CrowdStrike Integration - Multiple Accounts for Identity

Hi All,

Looking for some guidance from the community please.

Context:

We’ve setup the connector from our ISC tenant to our CrowdStrike tenant and there’s multiple accounts for one identity (as Crowdstrike pulls data in from multiple sources, eg: AD, Entra, etc).

Problem:

The issue is that when mapping attributes from CrowdStrike, SailPoint will simply choose the oldest account to map against the identity. Which would be fine if all accounts follow same creation timeframe but this isn’t the case.

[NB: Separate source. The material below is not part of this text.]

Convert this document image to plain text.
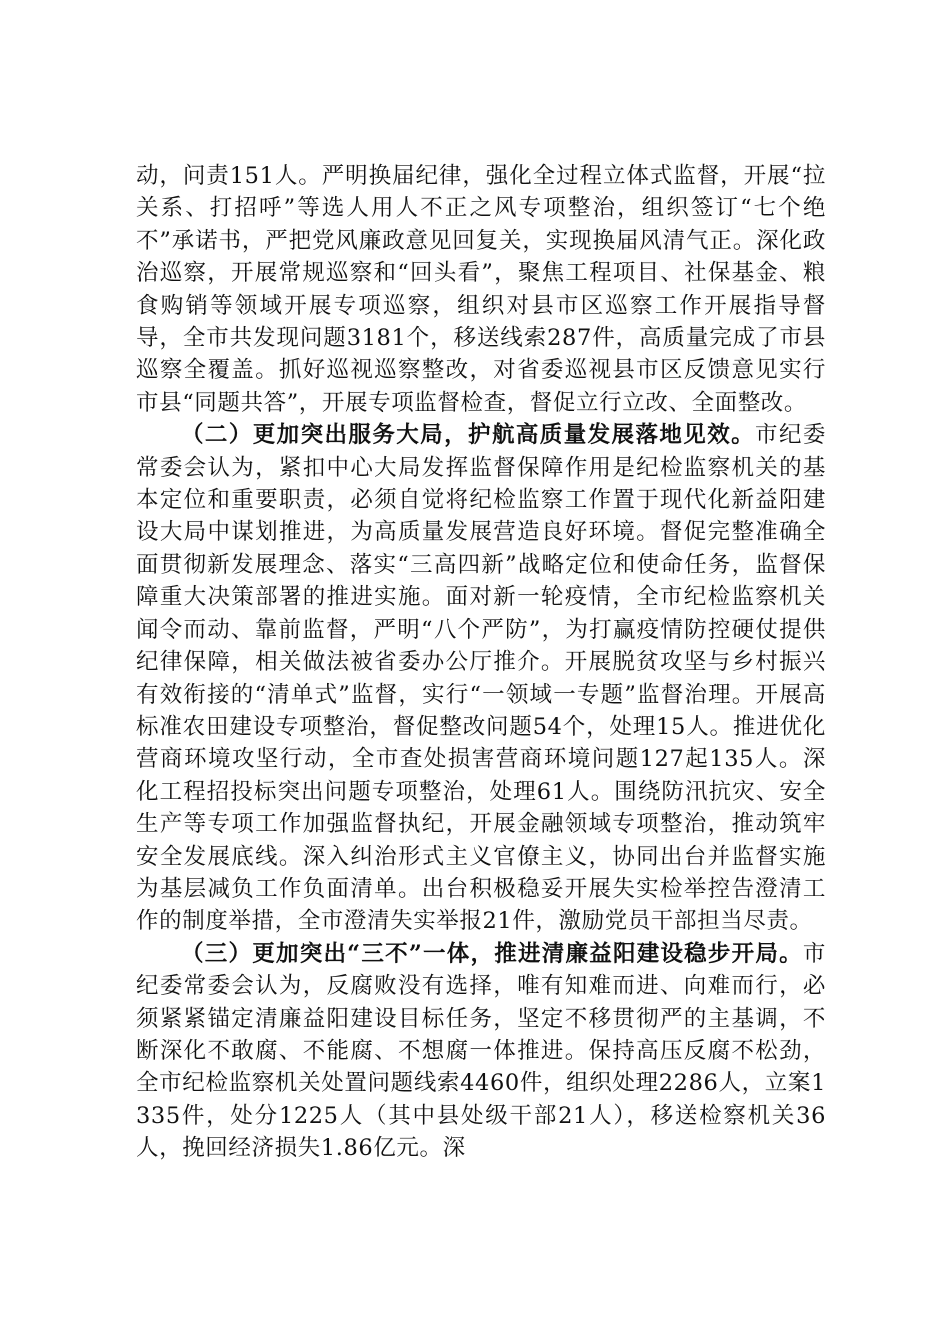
动，问责151人。严明换届纪律，强化全过程立体式监督，开展“拉关系、打招呼”等选人用人不正之风专项整治，组织签订“七个绝不”承诺书，严把党风廉政意见回复关，实现换届风清气正。深化政治巡察，开展常规巡察和“回头看”，聚焦工程项目、社保基金、粮食购销等领域开展专项巡察，组织对县市区巡察工作开展指导督导，全市共发现问题3181个，移送线索287件，高质量完成了市县巡察全覆盖。抓好巡视巡察整改，对省委巡视县市区反馈意见实行市县“同题共答”，开展专项监督检查，督促立行立改、全面整改。

（二）更加突出服务大局，护航高质量发展落地见效。市纪委常委会认为，紧扣中心大局发挥监督保障作用是纪检监察机关的基本定位和重要职责，必须自觉将纪检监察工作置于现代化新益阳建设大局中谋划推进，为高质量发展营造良好环境。督促完整准确全面贯彻新发展理念、落实“三高四新”战略定位和使命任务，监督保障重大决策部署的推进实施。面对新一轮疫情，全市纪检监察机关闻令而动、靠前监督，严明“八个严防”，为打赢疫情防控硬仗提供纪律保障，相关做法被省委办公厅推介。开展脱贫攻坚与乡村振兴有效衔接的“清单式”监督，实行“一领域一专题”监督治理。开展高标准农田建设专项整治，督促整改问题54个，处理15人。推进优化营商环境攻坚行动，全市查处损害营商环境问题127起135人。深化工程招投标突出问题专项整治，处理61人。围绕防汛抗灾、安全生产等专项工作加强监督执纪，开展金融领域专项整治，推动筑牢安全发展底线。深入纠治形式主义官僚主义，协同出台并监督实施为基层减负工作负面清单。出台积极稳妥开展失实检举控告澄清工作的制度举措，全市澄清失实举报21件，激励党员干部担当尽责。

（三）更加突出“三不”一体，推进清廉益阳建设稳步开局。市纪委常委会认为，反腐败没有选择，唯有知难而进、向难而行，必须紧紧锚定清廉益阳建设目标任务，坚定不移贯彻严的主基调，不断深化不敢腐、不能腐、不想腐一体推进。保持高压反腐不松劲，全市纪检监察机关处置问题线索4460件，组织处理2286人，立案1335件，处分1225人（其中县处级干部21人），移送检察机关36人，挽回经济损失1.86亿元。深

Which means the OOTB Connector might map a risk score for some identities from AD but other risk scores from Entra. Which we’d like to avoid as we would prefer risk score sources to be consistent.

Potential Solution:

SailPoint suggest using a transform to filter which account we want mapping to the identity in this situation: Account attribute | SailPoint Developer Community

However, the OOTB integration documentation doesn’t provide a transform we could use… Bit pesky.

Help!

Does anybody have a working transform they would be willing to share or construct to help us filter account attributes from a specific account (all these accounts would be from the same Source within CrowdStrike, EG: Entra) to be mapped against an Identity?

Many thanks in advance,

Sean

@SeanK-W Use accountPropertyFilter in your accountAttribute transform. CrowdStrike accounts from different sources (AD, Entra, etc.) will have a distinguishing attribute — check what that field is in your CrowdStrike source schema (likely something like user_ou, idp_type, or a custom field that reflects the originating directory).

Once you identify it, the transform looks like this:

{
  "name": "CrowdStrike-RiskScore-Entra",
  "type": "accountAttribute",
  "attributes": {
    "sourceName": "CrowdStrike",
    "attributeName": "riskScore",
    "accountPropertyFilter": "(user_ou == \"Entra\")"
  }
}

Replace user_ou and \"Entra\" with whatever attribute/value actually differentiates the Entra-sourced account in your CrowdStrike data. accountPropertyFilter does in-memory filtering after account retrieval, so all account attributes are available to filter on — unlike accountFilter which is limited to nativeIdentity, displayName, and entitlements.

If you’re unsure which field to use, pull a raw account from the CrowdStrike source via the Accounts API and look for any attribute that’s unique to the Entra-origin accounts.

Overall, you probably just shouldn’t do this. ISC is not getting this info from CrowdStrike in real-time. It’s, at most, aggregating hourly, so you’ll have a delay in whatever logic you’re hoping to trigger off these scores. In addition, there’s the problem you’ve noticed, which is that CrowdStrike is assessing individual accounts, and you’re trying to map the scores for multiple accounts to a single identity.

Your SOC should be monitoring for and responding to risk events in real-time, not relying on ISC to catch it within the hour.

Thank you, this is exactly the sort of thing I was after!

This solved my use case; however, did then stumble into a few other issues which are unrelated to this transform… But I can look into those

Re @sup3rmark , agreed that the use case you have presented is best handled real time via SOC.